Aktuell gibt es gemäß Lautenschläger rund 40 Bankhäuser in Großbritannien, die im EU-Markt tätig sind. Wenn diese nach dem Brexit weiter Geschäfte in der Europäischen Union betreiben wollen, brauchen sie eine EU-Bankenlizenz. Großbanken wie HSBC und UBS haben bereits angekündigt, womöglich Tausende Stellen von London in EU-Länder zu verlegen.

Das Ziel der EZB sei es, das EU-Bankensystem sicher und stabil zu machen, so Sabine Lautenschläger. "Ich erwarte daher, dass Banken, die eine Lizenz in der Euro-Zone erhalten wollen, unsere Standards erfüllen", sagte sie. In der Bankenaufsicht werde es keinen Wettlauf nach unten geben. Lautenschläger forderte die Banken auf, sich frühzeitig um eine Lizenz zu bemühen.

Die britische Premierministerin Theresa May strebt einen harten Schnitt mit dem Kontinent an und will Großbritannien aus dem Binnenmarkt und der Zollunion herausführen. Stattdessen soll ein Freihandelsabkommen mit der EU vereinbart werden.

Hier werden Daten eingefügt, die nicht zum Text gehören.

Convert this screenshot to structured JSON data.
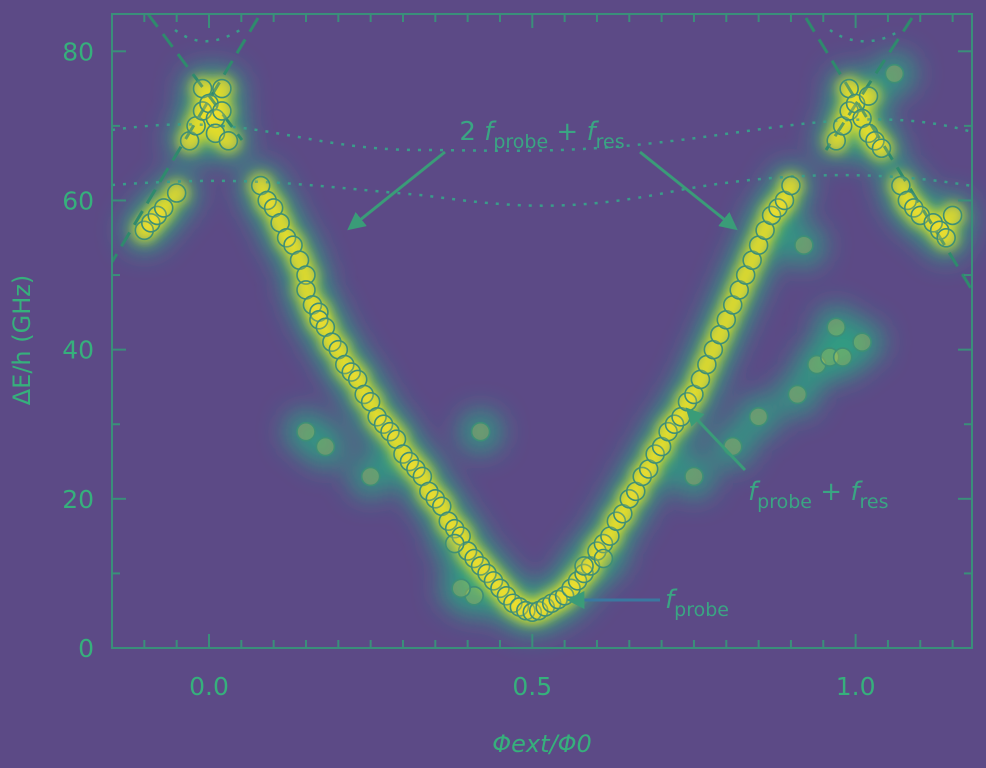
{
  "chart_data": {
    "type": "scatter",
    "title": "",
    "xlabel": "Φext/Φ0",
    "ylabel": "ΔE/h (GHz)",
    "xlim": [
      -0.15,
      1.18
    ],
    "ylim": [
      0,
      85
    ],
    "xticks": [
      {
        "value": 0.0,
        "label": "0.0"
      },
      {
        "value": 0.5,
        "label": "0.5"
      },
      {
        "value": 1.0,
        "label": "1.0"
      }
    ],
    "yticks": [
      {
        "value": 0,
        "label": "0"
      },
      {
        "value": 20,
        "label": "20"
      },
      {
        "value": 40,
        "label": "40"
      },
      {
        "value": 60,
        "label": "60"
      },
      {
        "value": 80,
        "label": "80"
      }
    ],
    "annotations": [
      {
        "text": "2 f_probe + f_res",
        "arrow_to": [
          [
            0.21,
            56
          ],
          [
            0.81,
            56
          ]
        ]
      },
      {
        "text": "f_probe + f_res",
        "arrow_to": [
          [
            0.74,
            31
          ]
        ]
      },
      {
        "text": "f_probe",
        "arrow_to": [
          [
            0.55,
            6
          ]
        ]
      }
    ],
    "colors": {
      "background": "#5c4a86",
      "heat_low": "#2fa082",
      "heat_high": "#f5e51c",
      "marker_edge": "#3e8f76",
      "text": "#36b07c"
    },
    "series": [
      {
        "values": [
          [
            -0.1,
            56
          ],
          [
            -0.09,
            57
          ],
          [
            -0.08,
            58
          ],
          [
            -0.07,
            59
          ],
          [
            -0.05,
            61
          ],
          [
            -0.03,
            68
          ],
          [
            -0.02,
            70
          ],
          [
            -0.01,
            72
          ],
          [
            -0.01,
            75
          ],
          [
            0.0,
            73
          ],
          [
            0.01,
            71
          ],
          [
            0.01,
            69
          ],
          [
            0.02,
            75
          ],
          [
            0.03,
            68
          ],
          [
            0.02,
            72
          ],
          [
            0.08,
            62
          ],
          [
            0.09,
            60
          ],
          [
            0.1,
            59
          ],
          [
            0.11,
            57
          ],
          [
            0.12,
            55
          ],
          [
            0.13,
            54
          ],
          [
            0.14,
            52
          ],
          [
            0.15,
            50
          ],
          [
            0.15,
            48
          ],
          [
            0.16,
            46
          ],
          [
            0.17,
            45
          ],
          [
            0.17,
            44
          ],
          [
            0.18,
            43
          ],
          [
            0.19,
            41
          ],
          [
            0.2,
            40
          ],
          [
            0.21,
            38
          ],
          [
            0.22,
            37
          ],
          [
            0.23,
            36
          ],
          [
            0.24,
            34
          ],
          [
            0.25,
            33
          ],
          [
            0.26,
            31
          ],
          [
            0.27,
            30
          ],
          [
            0.28,
            29
          ],
          [
            0.29,
            28
          ],
          [
            0.3,
            26
          ],
          [
            0.31,
            25
          ],
          [
            0.32,
            24
          ],
          [
            0.33,
            23
          ],
          [
            0.34,
            21
          ],
          [
            0.35,
            20
          ],
          [
            0.36,
            19
          ],
          [
            0.37,
            17
          ],
          [
            0.38,
            16
          ],
          [
            0.39,
            15
          ],
          [
            0.4,
            13
          ],
          [
            0.41,
            12
          ],
          [
            0.42,
            11
          ],
          [
            0.43,
            10
          ],
          [
            0.44,
            9
          ],
          [
            0.45,
            8
          ],
          [
            0.46,
            7
          ],
          [
            0.47,
            6
          ],
          [
            0.48,
            5.5
          ],
          [
            0.49,
            5
          ],
          [
            0.5,
            4.8
          ],
          [
            0.51,
            5
          ],
          [
            0.52,
            5.5
          ],
          [
            0.53,
            6
          ],
          [
            0.54,
            6.5
          ],
          [
            0.55,
            7
          ],
          [
            0.56,
            8
          ],
          [
            0.57,
            9
          ],
          [
            0.58,
            10
          ],
          [
            0.59,
            11
          ],
          [
            0.6,
            13
          ],
          [
            0.61,
            14
          ],
          [
            0.62,
            15
          ],
          [
            0.63,
            17
          ],
          [
            0.64,
            18
          ],
          [
            0.65,
            20
          ],
          [
            0.66,
            21
          ],
          [
            0.67,
            23
          ],
          [
            0.68,
            24
          ],
          [
            0.69,
            26
          ],
          [
            0.7,
            27
          ],
          [
            0.71,
            29
          ],
          [
            0.72,
            30
          ],
          [
            0.73,
            31
          ],
          [
            0.74,
            33
          ],
          [
            0.75,
            34
          ],
          [
            0.76,
            36
          ],
          [
            0.77,
            38
          ],
          [
            0.78,
            40
          ],
          [
            0.79,
            42
          ],
          [
            0.8,
            44
          ],
          [
            0.81,
            46
          ],
          [
            0.82,
            48
          ],
          [
            0.83,
            50
          ],
          [
            0.84,
            52
          ],
          [
            0.85,
            54
          ],
          [
            0.86,
            56
          ],
          [
            0.87,
            58
          ],
          [
            0.88,
            59
          ],
          [
            0.89,
            60
          ],
          [
            0.9,
            62
          ],
          [
            0.97,
            68
          ],
          [
            0.98,
            70
          ],
          [
            0.99,
            72
          ],
          [
            0.99,
            75
          ],
          [
            1.0,
            73
          ],
          [
            1.01,
            71
          ],
          [
            1.02,
            69
          ],
          [
            1.03,
            68
          ],
          [
            1.02,
            74
          ],
          [
            1.04,
            67
          ],
          [
            1.07,
            62
          ],
          [
            1.08,
            60
          ],
          [
            1.09,
            59
          ],
          [
            1.1,
            58
          ],
          [
            1.12,
            57
          ],
          [
            1.13,
            56
          ],
          [
            1.14,
            55
          ],
          [
            1.15,
            58
          ],
          [
            0.15,
            29
          ],
          [
            0.18,
            27
          ],
          [
            0.25,
            23
          ],
          [
            0.42,
            29
          ],
          [
            0.41,
            7
          ],
          [
            0.39,
            8
          ],
          [
            0.38,
            14
          ],
          [
            0.58,
            11
          ],
          [
            0.61,
            12
          ],
          [
            0.75,
            23
          ],
          [
            0.81,
            27
          ],
          [
            0.85,
            31
          ],
          [
            0.91,
            34
          ],
          [
            0.94,
            38
          ],
          [
            0.96,
            39
          ],
          [
            0.98,
            39
          ],
          [
            1.01,
            41
          ],
          [
            0.97,
            43
          ],
          [
            0.92,
            54
          ],
          [
            1.06,
            77
          ]
        ]
      }
    ]
  }
}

Damit würde Großbritannien aber für die EU zu einem Drittland. In London sitzende Banken könnten dann nicht mehr Großbritannien als Eingangstor für Geschäfte in der ganzen EU nutzen. Dazu ist eine Banklizenz innerhalb eines EU-Landes nötig. Das ist die Grundlage des sogenannten EU-Passes für Banken.